While Brian’s group get down to some weeding in the Boulder Garden my team are off to the Woods of the World. The Garden staff have obviously spotted the potential of me and my team as we stride up to our summit rakes in hand. We clock in at the Woods of the World specifically the North East USA. It begins to dawn on the team that the rakes are for raking and we need to make piles of the dry grass for collecting. This isn’t quite the glamour some of the group were expecting.

It may not be the ‘special mission’ I had in mind for my crack team but we’ll definitely do the job to perfection. Two hours later we have raked the whole field, posed for a Harry Potter-esque picture substituting broomsticks for rakes, modelled for photos with the local newspaper and found a frog. Mission accomplished Team Cerbyd. Hasta la vista National Botanical Garden of Wales.

Although that isn’t strictly true as we join up with the ‘other’ gardening team to share lunch then explore the gardens in the blazing sun. I potter, contented that no one has died yet, through our verdant surroundings, sniffing flowers and avoiding the pneumatic bees. I take the weight off my feet and sit outside the great glasshouse relaxing in the shadow of Norman Foster’s wondrous design. I even had a delicious ice cream. Actually it was more of a blagging lick of Louise’s then Meg’s and then Femke’s ice cream. The ice cream was lovely but have I began to abuse my power as leader?!

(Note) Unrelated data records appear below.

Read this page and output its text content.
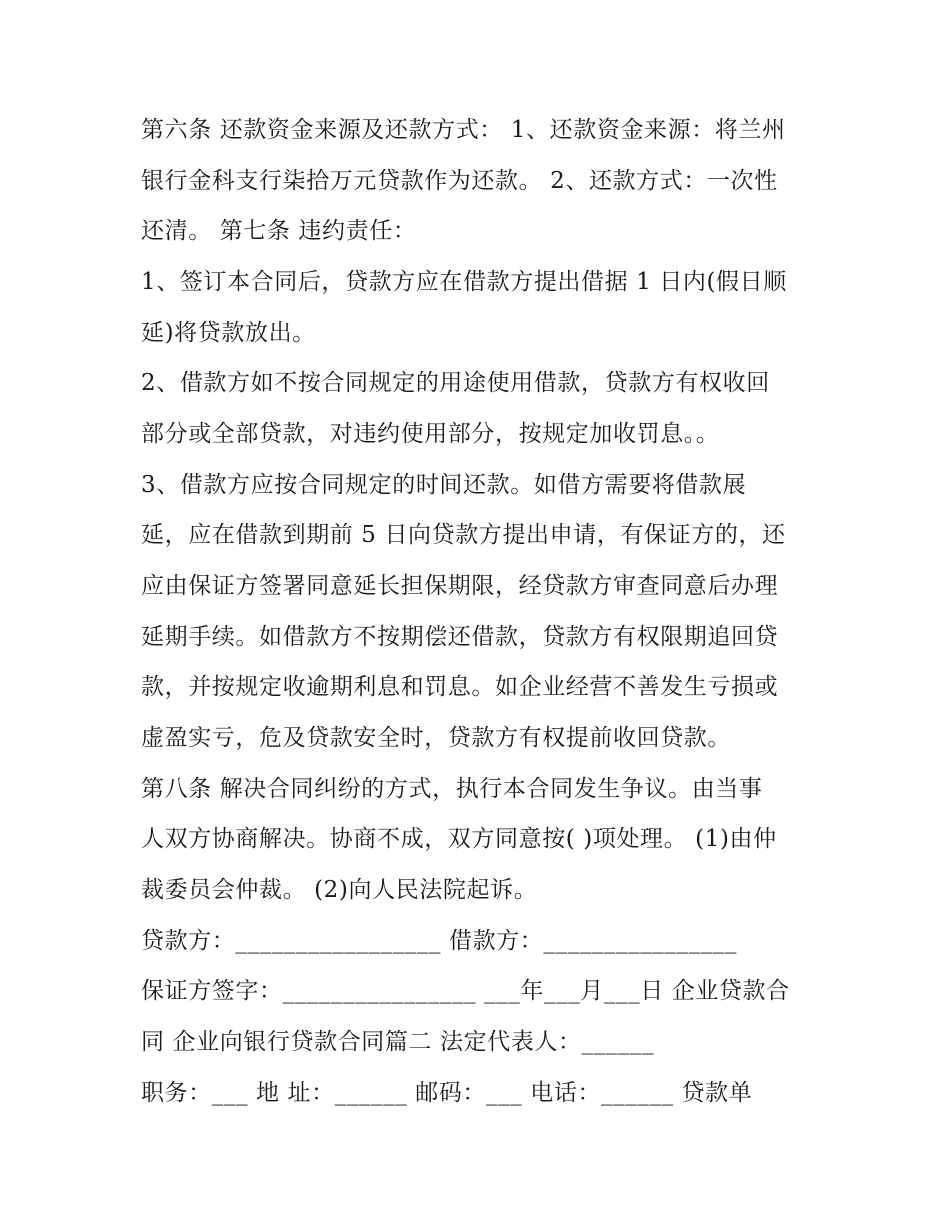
第六条 还款资金来源及还款方式： 1、还款资金来源：将兰州
银行金科支行柒拾万元贷款作为还款。 2、还款方式：一次性
还清。 第七条 违约责任：
1、签订本合同后，贷款方应在借款方提出借据 1 日内(假日顺
延)将贷款放出。
2、借款方如不按合同规定的用途使用借款，贷款方有权收回
部分或全部贷款，对违约使用部分，按规定加收罚息。。
3、借款方应按合同规定的时间还款。如借方需要将借款展
延，应在借款到期前 5 日向贷款方提出申请，有保证方的，还
应由保证方签署同意延长担保期限，经贷款方审查同意后办理
延期手续。如借款方不按期偿还借款，贷款方有权限期追回贷
款，并按规定收逾期利息和罚息。如企业经营不善发生亏损或
虚盈实亏，危及贷款安全时，贷款方有权提前收回贷款。
第八条 解决合同纠纷的方式，执行本合同发生争议。由当事
人双方协商解决。协商不成，双方同意按( )项处理。 (1)由仲
裁委员会仲裁。 (2)向人民法院起诉。
贷款方：_________________ 借款方：________________
保证方签字：________________ ___年___月___日 企业贷款合
同 企业向银行贷款合同篇二 法定代表人：______
职务：___ 地 址：______ 邮码：___ 电话：______ 贷款单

A beautiful spot and I thank Morag Colquhoun for recommending this rural idyll. Brian and I like less curvy & aesthetically pleasing Nigella Lawsons get the dinner on a mild curry with peas, pineapple, tomatoes, olives and a sprinkling of special spices. There is a small glass of slightly warm white wine for everyone with their meal tonight. A fire is built and the talk turns to beard wearing maggots and the demise of David Bellamy.

It rains in the night and we rise at 8am. Setting off from one rural idyll to the next – It’s the National Botanical Garden of Wales. Although I have visited the gardens plenty of times, the directions I am given by Jane seem to be slightly confusing. They read as follows:

The easiest way to get to the Garden, as far as I am concerned (and it’s also very scenic) is to follow the A40 from Llandeilo to Carmarthen. On getting to Nantgaredig, turn left at staggered Cross Roads into Station Road. This will take you over River Towy up to T junc, turn right and 100 yards later, turn left. Follow this road going up hill- after a mile from the junction, you will see a house on the left with Air Ambulance display caravans in carpark, followed by sharp left hand bend, you will then come to straight stretch of road and as road veers round to right, there is a lane going off to the left. Turn left here, follow lane to the very end and at T Junc turn left and then immediately right into our corporate entrance. You will know when you are at the end of this lane because there is a very big house on your left that has recently been done up and still in process. The lane would be approx 1.5 miles long. When you come into back entrance, take the 2nd turning on your right, go past green houses and keep going until you see back of long cottage and lots of cars parked outside.

We eventually arrive and are met by Jane Downs from the Botanical Gardens and are split into two groups. Brian and I adopt the role of team captains.